Validated and predictive processing of gas chromatography-mass spectrometry based metabolomics data for large scale screening studies, diagnostics and metabolite pattern verification

Metabolites. 2012 Oct 31;2(4):796-817. doi: 10.3390/metabo2040796.

Abstract

The suggested approach makes it feasible to screen large metabolomics data, sample sets with retained data quality or to retrieve significant metabolic information from small sample sets that can be verified over multiple studies. Hierarchical multivariate curve resolution (H-MCR), followed by orthogonal partial least squares discriminant analysis (OPLS-DA) was used for processing and classification of gas chromatography/time of flight mass spectrometry (GC/TOFMS) data characterizing human serum samples collected in a study of strenuous physical exercise. The efficiency of predictive H-MCR processing of representative sample subsets, selected by chemometric approaches, for generating high quality data was proven.
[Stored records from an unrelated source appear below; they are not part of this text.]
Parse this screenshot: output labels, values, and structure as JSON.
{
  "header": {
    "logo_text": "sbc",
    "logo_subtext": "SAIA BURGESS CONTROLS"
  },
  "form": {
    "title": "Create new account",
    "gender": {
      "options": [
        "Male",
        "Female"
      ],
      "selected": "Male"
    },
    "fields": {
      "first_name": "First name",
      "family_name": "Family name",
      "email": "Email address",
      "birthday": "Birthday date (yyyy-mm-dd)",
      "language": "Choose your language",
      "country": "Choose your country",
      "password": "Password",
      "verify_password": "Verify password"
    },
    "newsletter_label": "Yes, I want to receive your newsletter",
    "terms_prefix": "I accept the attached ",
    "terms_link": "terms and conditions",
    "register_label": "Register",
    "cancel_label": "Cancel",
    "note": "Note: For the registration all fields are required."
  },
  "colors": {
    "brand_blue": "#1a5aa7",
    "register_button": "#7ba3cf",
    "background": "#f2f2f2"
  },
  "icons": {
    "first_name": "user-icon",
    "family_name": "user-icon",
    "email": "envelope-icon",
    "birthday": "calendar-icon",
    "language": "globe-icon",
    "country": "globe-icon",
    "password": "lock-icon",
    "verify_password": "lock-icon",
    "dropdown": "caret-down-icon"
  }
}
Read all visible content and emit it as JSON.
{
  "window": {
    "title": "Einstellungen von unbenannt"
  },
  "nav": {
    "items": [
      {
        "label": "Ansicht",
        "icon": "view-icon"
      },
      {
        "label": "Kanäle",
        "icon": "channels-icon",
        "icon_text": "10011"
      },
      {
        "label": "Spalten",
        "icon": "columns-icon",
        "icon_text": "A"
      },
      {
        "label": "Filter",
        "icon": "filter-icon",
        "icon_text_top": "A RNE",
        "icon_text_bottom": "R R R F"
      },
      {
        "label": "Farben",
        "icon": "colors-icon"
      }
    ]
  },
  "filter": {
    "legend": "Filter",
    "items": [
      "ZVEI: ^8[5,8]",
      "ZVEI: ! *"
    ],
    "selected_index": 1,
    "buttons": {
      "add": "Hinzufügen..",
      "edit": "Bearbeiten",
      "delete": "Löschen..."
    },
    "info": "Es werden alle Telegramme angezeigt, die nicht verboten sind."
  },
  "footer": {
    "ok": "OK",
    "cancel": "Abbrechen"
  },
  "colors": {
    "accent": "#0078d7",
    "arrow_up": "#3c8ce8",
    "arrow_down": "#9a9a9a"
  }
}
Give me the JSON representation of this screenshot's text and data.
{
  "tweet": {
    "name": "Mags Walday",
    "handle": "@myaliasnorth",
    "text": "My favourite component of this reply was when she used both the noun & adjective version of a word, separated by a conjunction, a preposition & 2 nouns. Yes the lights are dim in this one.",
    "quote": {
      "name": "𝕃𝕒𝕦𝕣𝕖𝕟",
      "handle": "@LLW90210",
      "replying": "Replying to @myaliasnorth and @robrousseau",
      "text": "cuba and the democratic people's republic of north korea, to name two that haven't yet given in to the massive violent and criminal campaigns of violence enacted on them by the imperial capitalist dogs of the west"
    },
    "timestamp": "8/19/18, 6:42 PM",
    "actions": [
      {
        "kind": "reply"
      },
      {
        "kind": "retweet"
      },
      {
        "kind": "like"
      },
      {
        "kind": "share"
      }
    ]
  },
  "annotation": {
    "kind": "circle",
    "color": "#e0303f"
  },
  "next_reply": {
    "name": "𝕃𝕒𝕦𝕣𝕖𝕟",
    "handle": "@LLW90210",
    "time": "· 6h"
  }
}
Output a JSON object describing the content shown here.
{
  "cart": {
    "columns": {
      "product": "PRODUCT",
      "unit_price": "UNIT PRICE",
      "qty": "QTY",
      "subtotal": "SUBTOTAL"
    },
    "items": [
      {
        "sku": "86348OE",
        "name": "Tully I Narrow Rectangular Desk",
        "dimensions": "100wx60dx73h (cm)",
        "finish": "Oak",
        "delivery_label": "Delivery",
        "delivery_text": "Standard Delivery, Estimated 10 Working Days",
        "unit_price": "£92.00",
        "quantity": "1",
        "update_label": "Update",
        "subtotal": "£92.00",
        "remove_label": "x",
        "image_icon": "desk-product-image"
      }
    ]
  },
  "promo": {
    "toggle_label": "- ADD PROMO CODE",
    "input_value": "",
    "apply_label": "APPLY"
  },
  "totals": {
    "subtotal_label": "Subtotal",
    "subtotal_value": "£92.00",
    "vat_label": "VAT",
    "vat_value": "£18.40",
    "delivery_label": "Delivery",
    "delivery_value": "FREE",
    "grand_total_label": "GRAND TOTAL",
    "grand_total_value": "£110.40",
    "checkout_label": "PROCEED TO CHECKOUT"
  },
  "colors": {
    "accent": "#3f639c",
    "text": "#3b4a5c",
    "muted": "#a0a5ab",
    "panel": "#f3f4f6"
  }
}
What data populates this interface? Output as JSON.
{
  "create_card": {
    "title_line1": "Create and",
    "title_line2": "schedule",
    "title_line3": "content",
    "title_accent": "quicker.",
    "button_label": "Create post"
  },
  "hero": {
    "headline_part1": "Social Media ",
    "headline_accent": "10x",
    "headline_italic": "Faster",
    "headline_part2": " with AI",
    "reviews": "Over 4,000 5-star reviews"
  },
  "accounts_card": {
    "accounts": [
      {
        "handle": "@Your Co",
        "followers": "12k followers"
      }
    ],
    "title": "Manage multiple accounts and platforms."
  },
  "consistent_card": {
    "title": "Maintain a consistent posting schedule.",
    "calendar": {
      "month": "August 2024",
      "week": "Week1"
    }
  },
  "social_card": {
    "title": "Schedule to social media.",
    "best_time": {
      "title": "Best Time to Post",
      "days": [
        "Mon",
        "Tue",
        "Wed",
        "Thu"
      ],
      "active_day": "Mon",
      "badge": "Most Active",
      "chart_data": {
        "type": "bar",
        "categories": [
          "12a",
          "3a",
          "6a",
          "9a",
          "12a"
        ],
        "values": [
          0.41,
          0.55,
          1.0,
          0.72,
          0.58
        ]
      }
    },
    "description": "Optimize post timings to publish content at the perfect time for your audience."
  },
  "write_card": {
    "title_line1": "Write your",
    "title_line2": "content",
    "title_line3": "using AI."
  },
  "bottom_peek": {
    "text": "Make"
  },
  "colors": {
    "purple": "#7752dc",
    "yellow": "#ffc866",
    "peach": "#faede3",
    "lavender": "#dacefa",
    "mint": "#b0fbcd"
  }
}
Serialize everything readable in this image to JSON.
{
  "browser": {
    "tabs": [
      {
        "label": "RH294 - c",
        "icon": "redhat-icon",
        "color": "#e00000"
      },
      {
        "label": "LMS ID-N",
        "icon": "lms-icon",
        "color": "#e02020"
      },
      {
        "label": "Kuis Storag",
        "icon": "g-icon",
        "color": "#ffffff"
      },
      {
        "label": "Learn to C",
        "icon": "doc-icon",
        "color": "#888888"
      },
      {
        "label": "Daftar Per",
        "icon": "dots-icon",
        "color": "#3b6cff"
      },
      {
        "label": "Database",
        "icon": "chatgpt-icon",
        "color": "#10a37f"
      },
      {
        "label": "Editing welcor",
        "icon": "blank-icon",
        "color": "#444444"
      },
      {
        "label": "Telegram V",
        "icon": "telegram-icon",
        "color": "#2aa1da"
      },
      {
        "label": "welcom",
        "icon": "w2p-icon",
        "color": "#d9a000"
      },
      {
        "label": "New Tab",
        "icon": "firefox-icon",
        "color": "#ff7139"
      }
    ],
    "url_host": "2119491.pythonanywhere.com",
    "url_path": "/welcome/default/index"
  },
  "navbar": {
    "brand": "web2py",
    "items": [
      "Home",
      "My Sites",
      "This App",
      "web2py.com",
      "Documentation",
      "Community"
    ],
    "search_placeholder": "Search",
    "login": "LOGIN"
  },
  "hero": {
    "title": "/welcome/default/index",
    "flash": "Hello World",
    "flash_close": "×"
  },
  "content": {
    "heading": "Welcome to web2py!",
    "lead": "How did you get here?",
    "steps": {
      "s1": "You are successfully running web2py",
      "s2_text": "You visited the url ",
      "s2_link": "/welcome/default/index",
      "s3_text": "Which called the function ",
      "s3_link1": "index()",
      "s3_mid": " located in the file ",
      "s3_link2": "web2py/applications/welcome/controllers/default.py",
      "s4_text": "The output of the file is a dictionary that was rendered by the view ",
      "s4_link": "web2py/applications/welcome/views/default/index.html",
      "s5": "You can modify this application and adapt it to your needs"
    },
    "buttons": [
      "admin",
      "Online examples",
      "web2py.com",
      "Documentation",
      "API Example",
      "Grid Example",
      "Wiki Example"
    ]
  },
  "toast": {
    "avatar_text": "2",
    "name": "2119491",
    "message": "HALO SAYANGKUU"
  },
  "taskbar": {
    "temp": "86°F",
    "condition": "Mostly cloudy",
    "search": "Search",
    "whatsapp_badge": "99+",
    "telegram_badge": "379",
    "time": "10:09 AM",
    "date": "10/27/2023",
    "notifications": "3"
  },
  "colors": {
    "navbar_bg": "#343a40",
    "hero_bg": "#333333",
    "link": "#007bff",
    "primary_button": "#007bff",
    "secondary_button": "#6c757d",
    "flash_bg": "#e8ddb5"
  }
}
Extensive model validation by means of cross-validation and external predictions verified the robustness of the extracted metabolite patterns in the data. Comparisons of extracted metabolite patterns between models emphasized the reliability of the methodology in a biological information context. Furthermore, the high predictive power in longitudinal data provided proof for the potential use in clinical diagnosis. Finally, the predictive metabolite pattern was interpreted physiologically, highlighting the biological relevance of the diagnostic pattern.